啖炙蛊,蛊如其名,幼虫时期即嗜好血肉油膏。待成虫之后,一般寄宿于肉食的凶兽体内,吞噬其大半脑髓,将其化为自己的肉躯傀儡,用于捕食猎物,满足它们对于血肉的口腹之欲。
可尽管它们可以寄生在相当高阶的凶兽体内,但却在寄生完成之后,便长期宿于凶兽血肉之内,除非宿主肉身几近崩溃,否则不见天日。
这是因为,在这类蛊虫体内,存储着大量油脂油膏,极易燃烧。一旦沾染火星,即是烈火焚身。
故此,在火起的刹那,这座粮仓如临白昼。
不论是那残缺不全的鼠身还是那肥大的啖炙蛊,皆于火光之中去尽了一切毛发皮肉,在一片焦灰之上,一阵浓烟之中,只留下了一具漆黑如炭的凶兽骸骨。
不过,这火焚的焦烟于半封闭的空间之内久久弥漫,加之其中还夹杂着人血的腥味与腐烂的霉味,生成了一种令人窒息的恐怖异味,引得一阵咳嗽后的霄练几欲作呕。
强忍着胃中不住翻腾的海啸酸涌,她拄起剑身,用剑尖在那鼠骸之下的一堆焦灰中一通拨弄,翻出了一枚指甲大小,衣扣似的圆环。
在这一片昏黑之中,这枚玉制的圆环,竟能自行发出碧绿的荧光。
以剑将之挑起,霄练从内服拿出了一件小巧的布袋,小心翼翼地将剑尖的玉环放入那布袋之内,密封藏好。
心满意足地长舒一气,霄练小心翼翼地将之放入怀中深处。在此之后,一刻也不想再被这重重异味折磨肠胃鼻喉的她立刻持剑回身,冲向了粮仓的道口。
“哒。”
什么声音?
察觉异样,立即止步,霄练侧目看向身后的滚滚浓烟,握住剑刃的右手不自觉地用力了几分。
鼠骸四周尚残留的几点火星,隐隐透出几具尸身模糊的轮廓,正毫无动静地躺在那里。
就这样静驻片刻,霄练确认,除了自己偶尔的几声咳嗽,这里不再多有其他声响。
那难道是我自己的脚步声?
莫非…只是我听错了?
“哒。”
在右后!
电光火石间挥出一剑,目睹着眼前横飞的头颅,霄练立刻明白了事态。
在那硕鼠肉躯于崩溃边缘时,有一只啖炙蛊逃出了鼠身,转而与寄生在了临近的一具将死人身之上。
失去头颅后,这具本就残破的人体便四仰八叉地向后倒去。
但在这尸身触地之前,他那敝衣之下的肠肚却猛然鼓起,而后,一只长大似蛇的啖炙蛊从中破出,直指霄练而去。
“咔嚓。”
看着地上那两截还在不住扭动,爬向自己的肉虫,少女无奈地叹息一声,自剑身之上弹出几滴火星,将之一并化为灰烬。

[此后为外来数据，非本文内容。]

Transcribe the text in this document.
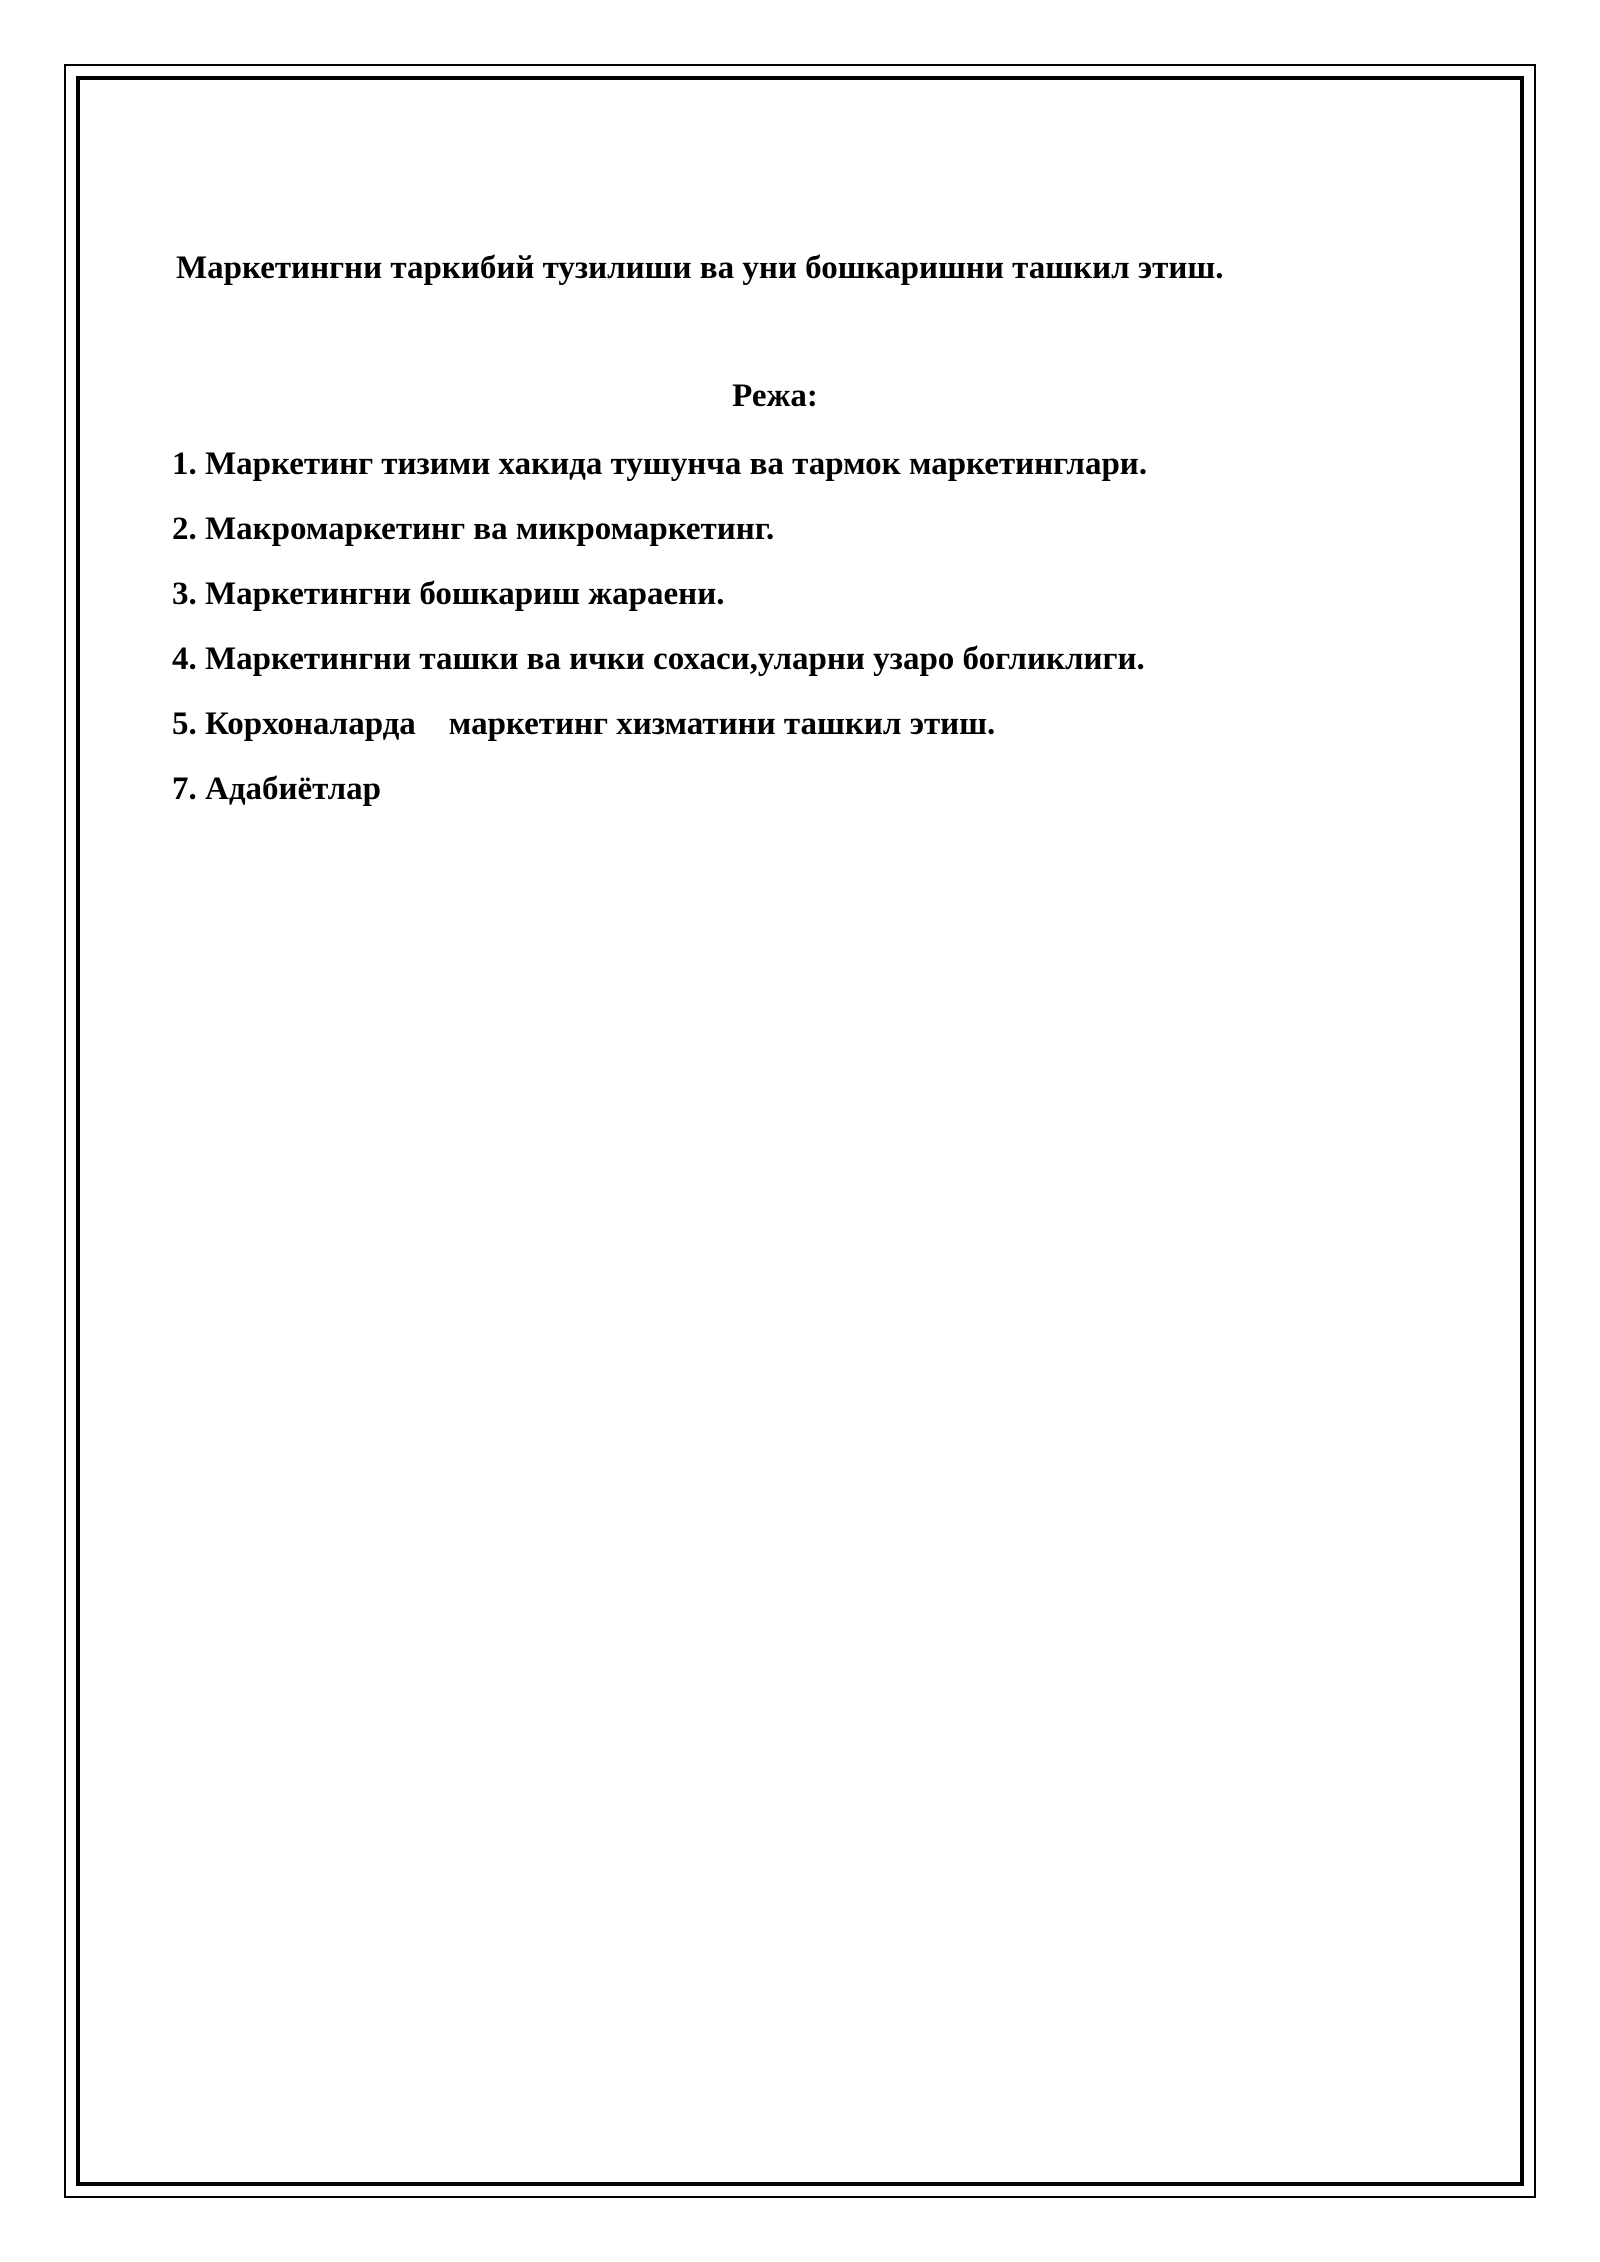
Маркетингни таркибий тузилиши ва уни бошкаришни ташкил этиш.
Режа:
1. Маркетинг тизими хакида тушунча ва тармок маркетинглари.
2. Макромаркетинг ва микромаркетинг.
3. Маркетингни бошкариш жараени.
4. Маркетингни ташки ва ички сохаси,уларни узаро богликлиги.
5. Корхоналарда    маркетинг хизматини ташкил этиш.
7. Адабиётлар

搞定这一切后,霄练方才收回了右手的利剑,自粮仓之内缓步走出。
“如果不出意外的话,那群围上来的恶徒,现在也应该被师兄拿下了吧?”
望着一眼不见尽头的暗道,霄练似有担心地自语了几句,便停在一处道口前,有些力竭地依墙瘫坐下来。
心中戒备松懈,加之头脑尚因那阵烟尘恶气而稍稍晕眩的她,并未注意到,在自己的身后,正有一道扭曲的人影悄无声息地匍匐而来。
“但愿他没有挂彩…”
话未说完,猛然察觉到有物迫近的霄练立刻抬手摸向了腰间的佩剑。
剑刃穿透来敌胸膛却不见一丝血迹。即刻明白这是又一具为啖炙蛊控制了的人躯后,霄练正想要起身后撤,可那蛊虫却已先她一步从人躯的口中钻出,随那被剑刺穿,径直倒下的人躯,一并砸向了身下的霄练。

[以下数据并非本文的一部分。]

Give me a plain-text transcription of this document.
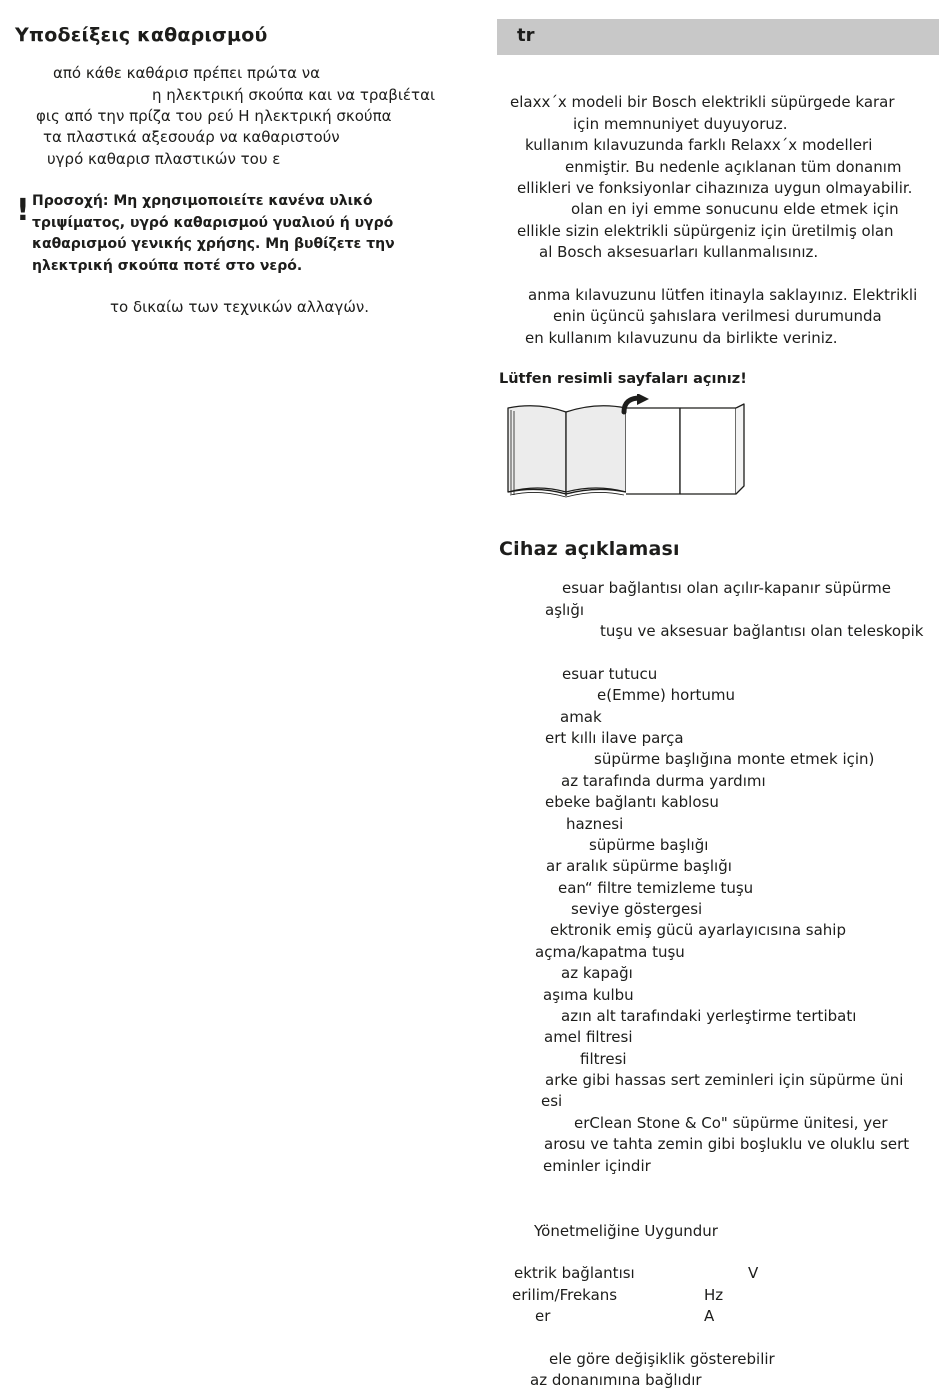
Υποδείξεις καθαρισμού
από κάθε καθάρισ πρέπει πρώτα να
η ηλεκτρική σκούπα και να τραβιέται
φις από την πρίζα του ρεύ Η ηλεκτρική σκούπα
τα πλαστικά αξεσουάρ να καθαριστούν
υγρό καθαρισ πλαστικών του ε
! Προσοχή: Μη χρησιμοποιείτε κανένα υλικό
τριψίματος, υγρό καθαρισμού γυαλιού ή υγρό
καθαρισμού γενικής χρήσης. Μη βυθίζετε την
ηλεκτρική σκούπα ποτέ στο νερό.
το δικαίω των τεχνικών αλλαγών.
tr
elaxx´x modeli bir Bosch elektrikli süpürgede karar
için memnuniyet duyuyoruz.
kullanım kılavuzunda farklı Relaxx´x modelleri
enmiştir. Bu nedenle açıklanan tüm donanım
ellikleri ve fonksiyonlar cihazınıza uygun olmayabilir.
olan en iyi emme sonucunu elde etmek için
ellikle sizin elektrikli süpürgeniz için üretilmiş olan
al Bosch aksesuarları kullanmalısınız.
anma kılavuzunu lütfen itinayla saklayınız. Elektrikli
enin üçüncü şahıslara verilmesi durumunda
en kullanım kılavuzunu da birlikte veriniz.
Lütfen resimli sayfaları açınız!
Cihaz açıklaması
esuar bağlantısı olan açılır-kapanır süpürme
aşlığı
tuşu ve aksesuar bağlantısı olan teleskopik
esuar tutucu
e(Emme) hortumu
amak
ert kıllı ilave parça
süpürme başlığına monte etmek için)
az tarafında durma yardımı
ebeke bağlantı kablosu
haznesi
süpürme başlığı
ar aralık süpürme başlığı
ean“ filtre temizleme tuşu
seviye göstergesi
ektronik emiş gücü ayarlayıcısına sahip
açma/kapatma tuşu
az kapağı
aşıma kulbu
azın alt tarafındaki yerleştirme tertibatı
amel filtresi
filtresi
arke gibi hassas sert zeminleri için süpürme üni
esi
erClean Stone & Co" süpürme ünitesi, yer
arosu ve tahta zemin gibi boşluklu ve oluklu sert
eminler içindir
Yönetmeliğine Uygundur
ektrik bağlantısı	V
erilim/Frekans	Hz
er	A
ele göre değişiklik gösterebilir
az donanımına bağlıdır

倒下的尸身以胸廓的骨肉箍住了自己手中的利剑。收剑不得,一时心慌霄练立刻支身而起,却随之与迎面而来的肉虫撞了个满怀。
“滚开啊!!”一声惨叫后,跌倒在地的霄练急忙掣出了身后的第二把剑,在慌然之中,朝着面前的空气胡乱劈砍一气。
待稍稍定下神来,霄练才发觉到,这条啖炙蛊与那具尸身已经像是一尊雕塑一般一动不动。
似是千丝万缕,织作白娟的细密寒霜覆盖了它们的大半躯干,使之由外而内,迅速僵作一团。

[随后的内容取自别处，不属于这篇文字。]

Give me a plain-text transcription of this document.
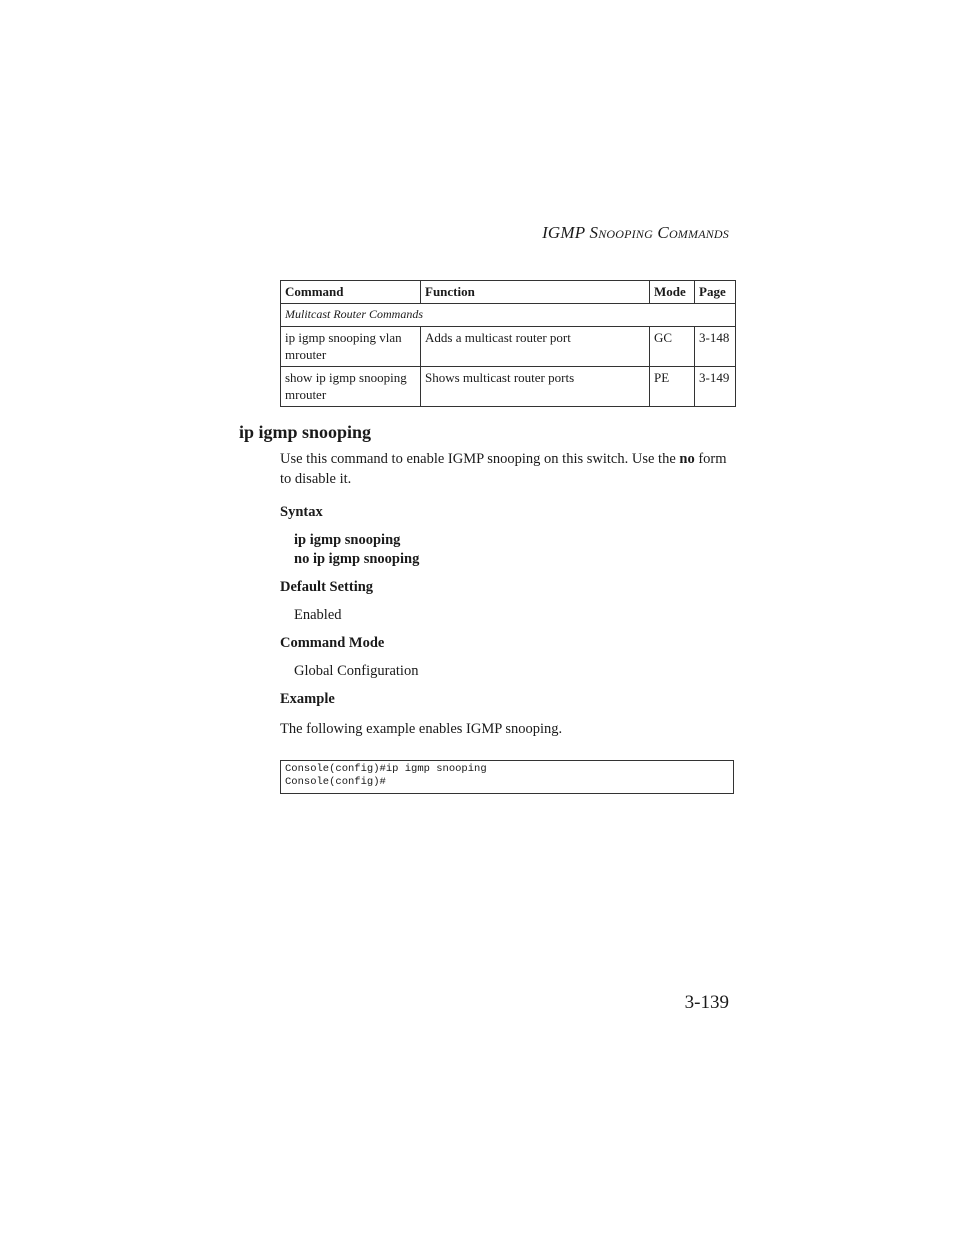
IGMP SNOOPING COMMANDS
Command	Function	Mode	Page
Mulitcast Router Commands			
ip igmp snooping vlan mrouter	Adds a multicast router port	GC	3-148
show ip igmp snooping mrouter	Shows multicast router ports	PE	3-149
ip igmp snooping
Use this command to enable IGMP snooping on this switch. Use the no form to disable it.
Syntax
ip igmp snooping
no ip igmp snooping
Default Setting
Enabled
Command Mode
Global Configuration
Example
The following example enables IGMP snooping.
Console(config)#ip igmp snooping
Console(config)#
3-139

“我可全都听到了。”戏弄的笑声自这冰雕之后娓娓传来,而下一刻,寒霜彻底吞没了这肉虫与尸身,破碎声响起,它们随之溃为了一阵洋洋洒洒的细雪。
“当然,我也全都看见了。”细雪之后,那道高挑的人影正望着瘫倒在地的霄练,俯身而下,递给了她自己的援手。
与霄练相同,那人也正佩戴一张青红相间的无色面具,故而,现在无从看清此人如今的表情。
不过,透过那双已然眯成一线的眼梢,霄练已经知晓,在那副面具之后,是何等的幸灾乐祸。